We are heavily in development of our GI approach and we don’t have the time in the near term to do any research, impact analysis on other GI-whitepapers or deviate from our current plans. The goal is to have a solution for Blender 4.0 and it is hard to get the minimum set work as intended with the number of people we have now. Finding our current implementation already took months of research, testing and engineering to make it work with our architecture. Implementing papers to render engines like Eevee isn’t straight forward or easy task. Looking at this time to a different implementation is not feasible.
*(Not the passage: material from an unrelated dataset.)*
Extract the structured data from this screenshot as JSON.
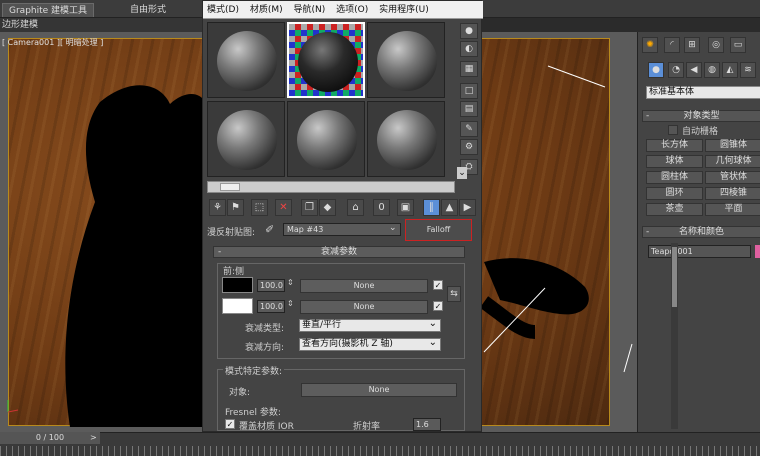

There are also other requirements that should be considered:

  • any solution should be compatible with all platforms that we support or have a fall back in place. According to their documentation it requires rt hardware.
  • Eventual results may vary as they are targeting <5ms draw times and we have a larger drawing budget.
  • Blender typically draws more geometry then game engines as game engines typically preprocesses their geometry for faster drawing. This could also influence the algorithm. Blender cannot do extensive preprocessing as users are editing the models that are drawn. For game engines this is typically done by the game developer. They mention that they don’t do preprocessing, so that is good, but also mention a 2 level caching mechanism, unclear is if that is to limited, or how the caching influences the final results.

The GI-1.0 technique takes advantage of hardware-accelerated ray tracing in modern GPUs but intelligently uses additional lighting structures to reduce the number of required rays and enable evaluation of indirect lighting entirely at runtime on current hardware.